- Basina Location in West Bengal, India Basina Basina (India)
- Coordinates: 22°36′48″N 88°29′40″E﻿ / ﻿22.613467°N 88.494344°E
- Country: India
- State: West Bengal
- District: North 24 Parganas

Area
- • Total: 1.3206 km^{2} (0.5099 sq mi)

Population (2011)
- • Total: 5,413
- • Density: 4,099/km^{2} (10,620/sq mi)

Languages
- • Official: Bengali, English
- Time zone: UTC+5:30 (IST)
- PIN: 700135
- Telephone code: 03174
- Vehicle registration: WB-23, WB-24, WB-25, WB-26
- Lok Sabha constituency: Barasat
- Vidhan Sabha constituency: Rajarhat New Town

= Basina, North 24 Parganas =

Basina is a census town in the Rajarhat CD block in the Bidhannagar subdivision of the North 24 Parganas district in the state of West Bengal, India.

==Geography==

===Location===
Basina is located at .

===Area overview===
Rajarhat, a rural area earlier, adjacent to Kolkata, is being transformed into an upmarket satellite township, with modern business hubs, luxury real estate and eye-catching shopping malls. With enormous construction activity taking place all around, things are changing fast, leaving behind a description at any given point of time as outdated in no time. Bidhannagar subdivision consists of Bidhannagar Municipality, Mahishbathan II Gram Panchayat and Rajarhat-Gopalpur Municipality (subsequently merged to form Bidhannagar Municipal Corporation since 2015), including Nabadiganta Industrial Township (Bidhannagar Sector - V) and Rajarhat (Community development block).

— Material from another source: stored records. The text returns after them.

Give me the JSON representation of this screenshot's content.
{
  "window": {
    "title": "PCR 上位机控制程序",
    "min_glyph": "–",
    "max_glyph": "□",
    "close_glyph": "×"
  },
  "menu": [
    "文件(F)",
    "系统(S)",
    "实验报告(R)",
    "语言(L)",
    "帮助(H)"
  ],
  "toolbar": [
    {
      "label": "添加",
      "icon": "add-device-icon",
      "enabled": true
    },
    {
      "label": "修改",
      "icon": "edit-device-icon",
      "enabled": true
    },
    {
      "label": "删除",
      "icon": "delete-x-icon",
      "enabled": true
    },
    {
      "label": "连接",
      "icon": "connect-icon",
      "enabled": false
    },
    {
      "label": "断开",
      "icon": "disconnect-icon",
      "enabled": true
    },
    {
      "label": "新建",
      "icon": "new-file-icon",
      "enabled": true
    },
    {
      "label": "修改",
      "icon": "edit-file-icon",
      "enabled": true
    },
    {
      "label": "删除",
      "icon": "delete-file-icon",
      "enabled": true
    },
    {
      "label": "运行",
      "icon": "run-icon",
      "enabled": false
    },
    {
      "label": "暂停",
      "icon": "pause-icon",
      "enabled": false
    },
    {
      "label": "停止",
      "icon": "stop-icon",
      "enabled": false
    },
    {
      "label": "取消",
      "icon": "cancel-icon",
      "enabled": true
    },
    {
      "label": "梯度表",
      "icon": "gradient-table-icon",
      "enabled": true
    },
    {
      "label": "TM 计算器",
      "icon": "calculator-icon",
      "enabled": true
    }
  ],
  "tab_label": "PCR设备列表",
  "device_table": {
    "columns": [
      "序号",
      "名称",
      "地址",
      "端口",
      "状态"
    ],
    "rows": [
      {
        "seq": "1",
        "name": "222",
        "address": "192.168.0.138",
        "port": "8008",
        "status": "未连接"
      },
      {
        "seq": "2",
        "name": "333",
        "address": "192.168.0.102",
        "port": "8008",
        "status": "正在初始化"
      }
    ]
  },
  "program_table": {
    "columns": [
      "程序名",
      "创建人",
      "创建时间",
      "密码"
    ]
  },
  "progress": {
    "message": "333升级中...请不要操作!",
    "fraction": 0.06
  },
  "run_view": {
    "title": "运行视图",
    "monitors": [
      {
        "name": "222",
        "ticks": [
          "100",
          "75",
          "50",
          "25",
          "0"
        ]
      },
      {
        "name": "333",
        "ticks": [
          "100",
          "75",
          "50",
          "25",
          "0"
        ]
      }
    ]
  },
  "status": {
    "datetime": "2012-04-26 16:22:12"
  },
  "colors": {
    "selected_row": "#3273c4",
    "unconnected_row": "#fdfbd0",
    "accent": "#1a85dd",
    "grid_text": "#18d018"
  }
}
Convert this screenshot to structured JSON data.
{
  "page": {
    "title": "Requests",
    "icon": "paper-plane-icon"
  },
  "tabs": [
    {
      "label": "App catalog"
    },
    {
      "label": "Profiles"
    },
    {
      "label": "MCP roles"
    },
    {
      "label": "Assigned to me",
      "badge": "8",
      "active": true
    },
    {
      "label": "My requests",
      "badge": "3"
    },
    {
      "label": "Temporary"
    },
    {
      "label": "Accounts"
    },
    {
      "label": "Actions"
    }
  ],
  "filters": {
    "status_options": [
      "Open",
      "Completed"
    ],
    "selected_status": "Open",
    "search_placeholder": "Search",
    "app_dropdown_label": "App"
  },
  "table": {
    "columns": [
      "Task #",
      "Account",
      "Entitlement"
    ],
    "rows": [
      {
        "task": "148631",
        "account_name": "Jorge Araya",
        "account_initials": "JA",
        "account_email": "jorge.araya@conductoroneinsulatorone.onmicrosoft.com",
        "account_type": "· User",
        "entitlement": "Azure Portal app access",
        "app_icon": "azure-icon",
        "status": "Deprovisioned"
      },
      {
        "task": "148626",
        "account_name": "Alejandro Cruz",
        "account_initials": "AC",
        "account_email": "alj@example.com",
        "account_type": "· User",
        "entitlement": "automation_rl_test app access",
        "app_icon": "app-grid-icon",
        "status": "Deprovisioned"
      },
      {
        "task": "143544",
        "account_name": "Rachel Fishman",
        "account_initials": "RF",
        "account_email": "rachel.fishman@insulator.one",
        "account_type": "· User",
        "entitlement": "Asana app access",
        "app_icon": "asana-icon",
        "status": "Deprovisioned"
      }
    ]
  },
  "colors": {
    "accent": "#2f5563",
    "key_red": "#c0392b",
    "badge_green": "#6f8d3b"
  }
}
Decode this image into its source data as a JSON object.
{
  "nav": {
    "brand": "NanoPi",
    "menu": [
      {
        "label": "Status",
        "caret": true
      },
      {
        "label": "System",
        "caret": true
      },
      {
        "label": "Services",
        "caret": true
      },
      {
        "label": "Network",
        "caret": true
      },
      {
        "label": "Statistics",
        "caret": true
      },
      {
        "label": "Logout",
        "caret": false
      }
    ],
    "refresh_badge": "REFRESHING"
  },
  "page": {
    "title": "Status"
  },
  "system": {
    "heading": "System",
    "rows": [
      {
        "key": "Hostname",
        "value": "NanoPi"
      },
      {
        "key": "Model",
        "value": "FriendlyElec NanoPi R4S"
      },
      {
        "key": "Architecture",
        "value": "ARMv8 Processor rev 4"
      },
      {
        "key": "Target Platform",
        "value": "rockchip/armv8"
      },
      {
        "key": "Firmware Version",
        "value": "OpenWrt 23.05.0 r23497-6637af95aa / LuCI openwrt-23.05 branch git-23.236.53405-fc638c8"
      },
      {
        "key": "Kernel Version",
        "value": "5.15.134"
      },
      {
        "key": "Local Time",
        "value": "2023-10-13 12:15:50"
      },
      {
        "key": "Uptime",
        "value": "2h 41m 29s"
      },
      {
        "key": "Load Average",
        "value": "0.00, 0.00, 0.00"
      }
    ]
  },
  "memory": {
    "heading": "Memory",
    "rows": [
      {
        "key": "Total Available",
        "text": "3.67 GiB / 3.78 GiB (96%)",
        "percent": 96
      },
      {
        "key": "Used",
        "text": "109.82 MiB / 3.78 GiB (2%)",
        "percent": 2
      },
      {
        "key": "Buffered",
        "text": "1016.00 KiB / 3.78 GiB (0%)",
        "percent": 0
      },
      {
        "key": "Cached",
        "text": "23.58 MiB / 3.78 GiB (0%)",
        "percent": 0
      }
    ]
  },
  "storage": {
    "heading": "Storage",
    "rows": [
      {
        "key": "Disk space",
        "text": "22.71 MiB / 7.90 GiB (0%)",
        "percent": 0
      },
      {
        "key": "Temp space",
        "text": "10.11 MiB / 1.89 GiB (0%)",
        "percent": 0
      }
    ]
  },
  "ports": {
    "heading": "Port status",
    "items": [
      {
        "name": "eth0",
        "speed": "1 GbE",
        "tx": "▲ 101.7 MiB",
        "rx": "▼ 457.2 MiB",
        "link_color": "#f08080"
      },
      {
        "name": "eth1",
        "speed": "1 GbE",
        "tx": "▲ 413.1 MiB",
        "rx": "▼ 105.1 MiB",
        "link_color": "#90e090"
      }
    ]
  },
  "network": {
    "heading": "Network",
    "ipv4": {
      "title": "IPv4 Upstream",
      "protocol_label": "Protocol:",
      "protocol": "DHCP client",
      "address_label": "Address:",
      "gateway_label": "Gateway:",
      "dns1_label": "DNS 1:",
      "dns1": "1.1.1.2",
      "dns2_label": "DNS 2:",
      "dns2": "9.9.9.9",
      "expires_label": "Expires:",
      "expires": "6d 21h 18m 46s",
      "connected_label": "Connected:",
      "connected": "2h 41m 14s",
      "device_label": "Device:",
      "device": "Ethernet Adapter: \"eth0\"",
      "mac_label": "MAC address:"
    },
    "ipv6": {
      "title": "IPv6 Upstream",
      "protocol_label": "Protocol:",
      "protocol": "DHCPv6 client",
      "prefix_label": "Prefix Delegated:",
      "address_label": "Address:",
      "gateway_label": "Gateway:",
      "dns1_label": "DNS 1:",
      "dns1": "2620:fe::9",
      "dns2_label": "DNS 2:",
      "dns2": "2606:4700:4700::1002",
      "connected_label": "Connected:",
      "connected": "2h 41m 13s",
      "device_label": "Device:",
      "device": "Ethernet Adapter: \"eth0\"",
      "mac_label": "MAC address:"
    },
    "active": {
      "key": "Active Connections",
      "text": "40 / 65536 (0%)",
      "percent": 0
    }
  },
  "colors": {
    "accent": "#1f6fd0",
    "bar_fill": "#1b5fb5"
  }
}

Note: The map alongside presents some of the notable locations in the subdivision. All places marked in the map are linked in the larger full screen map.

==Demographics==
According to the 2011 Census of India, Basina had a total population of 5,413, of which 2,772 (51%) were males and 2,641 (49%) were females. Population in the age range 0–6 years was 685. The total number of literate persons in Basina was 3,907 (82.64% of the population over 6 years).

==Infrastructure==
According to the District Census Handbook, North Twenty Four Parganas, 2011, Basina covered an area of 1.3206 km^{2}. It had 6 km roads, with open drains. The protected water-supply involved tap water from untreated sources, hand pumps. It had 476 domestic electric connections. Among the medical facilities it had 9 medicine shops. Among the educational facilities, it had 1 primary school, secondary and senior secondary schools at Bidhannagar 4 km away. The nearest college was 10 km away at New Town. It is well known for polythene pipes. It had branch offices of 1 private commercial bank.

==Healthcare==
Rekjoani Rural Hospital at Rekjuani with 30 beds functions as the main medical facility in Rajarhat CD block.